Stoltenberg also reiterated that the Alliance continues providing support to Ukraine.
"So, what NATO does is that we provide political support, practical support, partly within the different NATO programmes, trust funds and so on, but of course NATO Allies also provide support bilaterally to Ukraine, and again this is about partly political, helping to modernise the Ukrainian armed forces, the security institutions, different trust funds, but also about equipment and other kinds of direct support. This was something we discussed when we met [Ukrainian] President Poroshenko here in July [the NATO summit in Brussels]. It was also something I discussed briefly with him when I met him in New York recently, and NATO will continue to provide support to Ukraine, but of course we also strongly support the efforts to find a political solution to fully implement the Minsk Agreement, which is the only viable way to a peaceful settlement of the conflict and the problems we see in and around Ukraine, including the Azov Sea," he added.

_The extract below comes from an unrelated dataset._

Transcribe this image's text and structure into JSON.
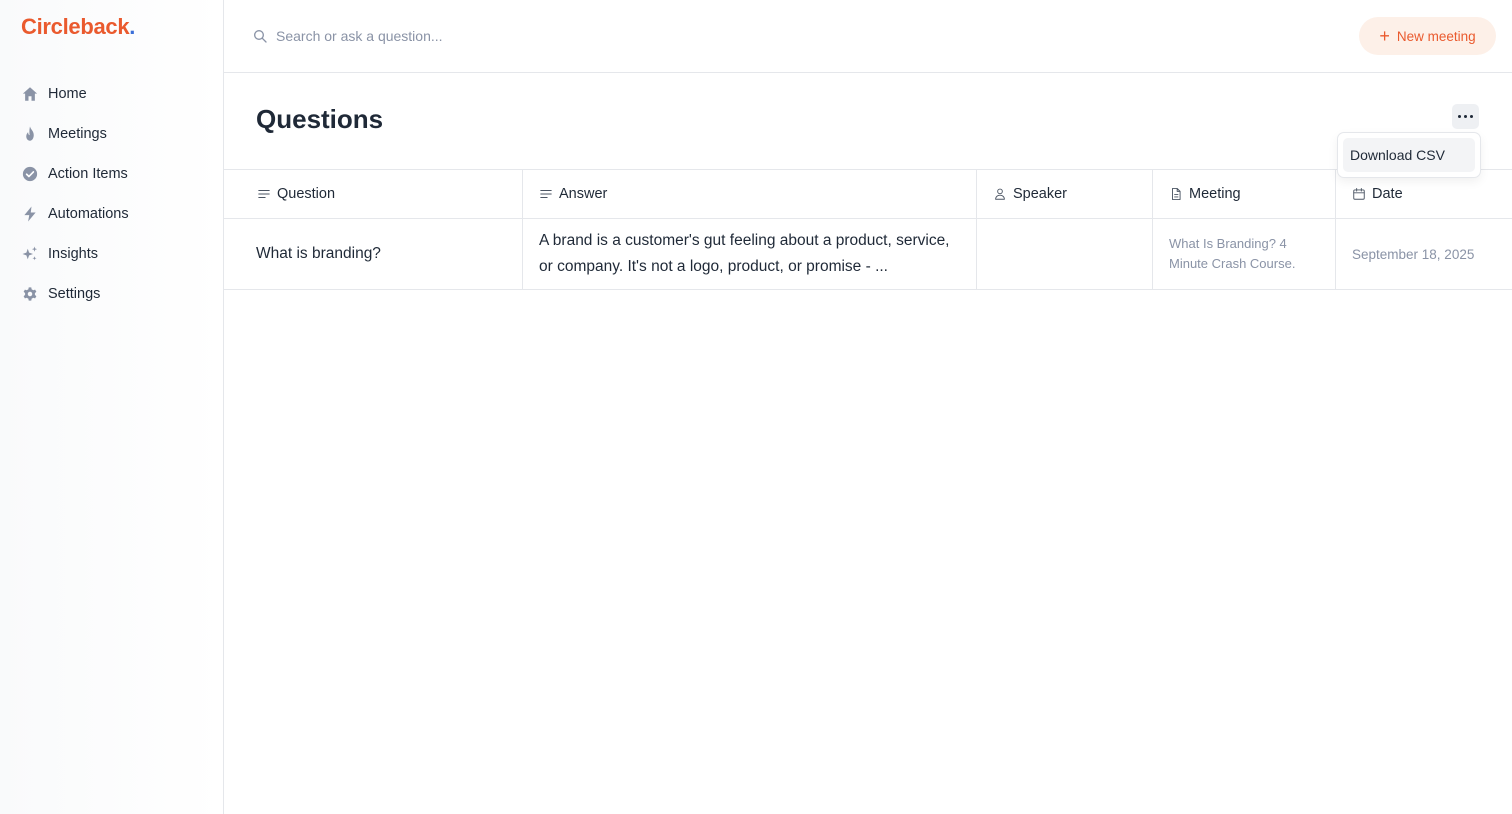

As UNIAN reported earlier, Russian border guards in the second half of April began stopping and inspecting foreign vessels navigating to/from Ukrainian ports. The State Border Service notes that Ukraine has been a hostage to the situation since 2004, namely, under the Agreement on Cooperation between Ukraine and the Russian Federation in the Sea of Azov and the Kerch Strait, which defines the Azov Sea as a sea of internal use by the two states. Thus, both Russian and Ukrainian border guards are entitled to inspect vessels, which, in their opinion, cause suspicion.
Secretary of the National Security and Defense Council of Ukraine Oleksandr Turchynov stated that the military and political leadership of the Russian Federation regards the Azov-Black Sea region as an important springboard for further expansion.